Topic 1 - Introduction To Corporate Finance Flashcards
What is the primary goal of corporate finance?
To maximize shareholder wealth.
What is the agency problem?
A conflict of interest between managers and shareholders.
What are the three main decisions in corporate finance?
Investment decision, financing decision, and dividend decision.
What is capital budgeting?
The process of planning and managing a firm’s long-term investments.
What is the capital structure?
The mix of debt and equity that a firm uses to finance its operations.
What is working capital management?
Managing the firm’s short-term assets and liabilities to ensure sufficient liquidity.
What is the difference between primary and secondary markets?
In primary markets, new securities are sold to raise capital, while secondary markets trade existing securities.
What is the role of a financial manager?
To make decisions that increase the value of the firm to its shareholders.
What is the concept of the time value of money?
The principle that money today is worth more than the same amount in the future due to its potential earning capacity.
What is a financial intermediary?
Institutions like banks and investment funds that act as middlemen between savers and borrowers.
What are the two main forms of equity financing?
Common stock and preferred stock.
What are the main types of financial markets?
Money markets and capital markets.
What is the difference between debt and equity?
Debt must be repaid, often with interest, while equity represents ownership and does not require repayment.
What is the purpose of a stock exchange?
To facilitate the buying and selling of securities.
How does a firm add value through financial management?
By making investment and financing decisions that increase cash flows and reduce risk.
What is the cost of capital?
The return required by investors given the risk of the investment.
What is the efficient market hypothesis?
The theory that stock prices reflect all available information and are therefore accurately priced.
What is corporate governance?
The system of rules, practices, and processes by which a company is directed and controlled.
What are financial securities?
Tradable financial assets such as bonds, stocks, or derivatives.
What is the role of a board of directors in corporate finance?
To oversee management and ensure that the company acts in the best interests of shareholders.
What is the difference between a sole proprietorship and a corporation?
A sole proprietorship is owned by one person and has unlimited liability, while a corporation is a separate legal entity with limited liability for its owners.
What is the purpose of the financial system in corporate finance?
To channel funds from savers to borrowers, facilitating investment and economic growth.
What are dividends?
Payments made to shareholders from the company’s profits.
What is the agency cost?
The cost incurred to ensure managers act in the shareholders’ best interest, including monitoring expenses and suboptimal decisions.

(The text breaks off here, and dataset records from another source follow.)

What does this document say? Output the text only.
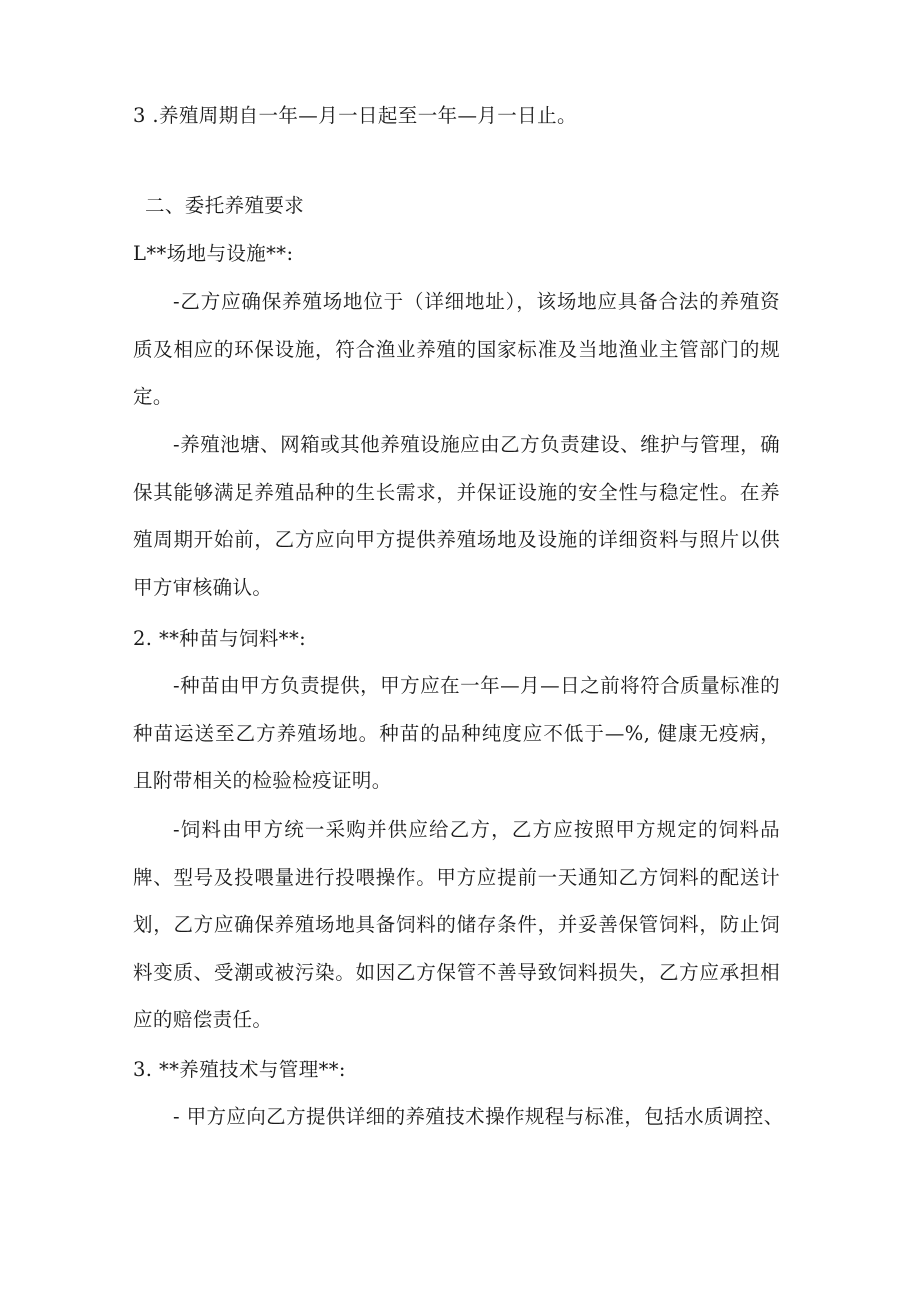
3 .养殖周期自一年—月一日起至一年—月一日止。
二、委托养殖要求
L**场地与设施**:
-乙方应确保养殖场地位于（详细地址），该场地应具备合法的养殖资质及相应的环保设施，符合渔业养殖的国家标准及当地渔业主管部门的规定。
-养殖池塘、网箱或其他养殖设施应由乙方负责建设、维护与管理，确保其能够满足养殖品种的生长需求，并保证设施的安全性与稳定性。在养殖周期开始前，乙方应向甲方提供养殖场地及设施的详细资料与照片以供甲方审核确认。
2. **种苗与饲料**:
-种苗由甲方负责提供，甲方应在一年—月—日之前将符合质量标准的种苗运送至乙方养殖场地。种苗的品种纯度应不低于—%, 健康无疫病，且附带相关的检验检疫证明。
-饲料由甲方统一采购并供应给乙方，乙方应按照甲方规定的饲料品牌、型号及投喂量进行投喂操作。甲方应提前一天通知乙方饲料的配送计划，乙方应确保养殖场地具备饲料的储存条件，并妥善保管饲料，防止饲料变质、受潮或被污染。如因乙方保管不善导致饲料损失，乙方应承担相应的赔偿责任。
3. **养殖技术与管理**:
- 甲方应向乙方提供详细的养殖技术操作规程与标准，包括水质调控、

How can companies mitigate agency problems?
Through performance-based compensation, managerial stock ownership, and the threat of takeovers.
What is capital allocation?
The process of distributing financial resources to different investments to maximize returns.
What are financial markets?
Platforms where buyers and sellers trade financial securities, such as stocks and bonds.
What is corporate social responsibility (CSR) in finance?
The idea that companies should balance profitability with actions that benefit society.
What is a leveraged buyout (LBO)?
The acquisition of a company using a significant amount of borrowed money (debt) to meet the cost of acquisition.
What is arbitrage?
The simultaneous purchase and sale of an asset to profit from a difference in price across markets.
What is a hostile takeover?
An acquisition in which the target company’s management opposes the deal.
What is a merger?
The combining of two or more companies into a single entity.
What is the role of an investment bank in corporate finance?
To assist companies in raising capital, advising on mergers and acquisitions, and underwriting new stock or bond issues.
What is market capitalization?
The total market value of a company’s outstanding shares, calculated by multiplying stock price by the number of shares.
How do interest rates affect corporate finance decisions?
Higher interest rates increase the cost of borrowing, making projects less attractive, while lower rates encourage borrowing and investment.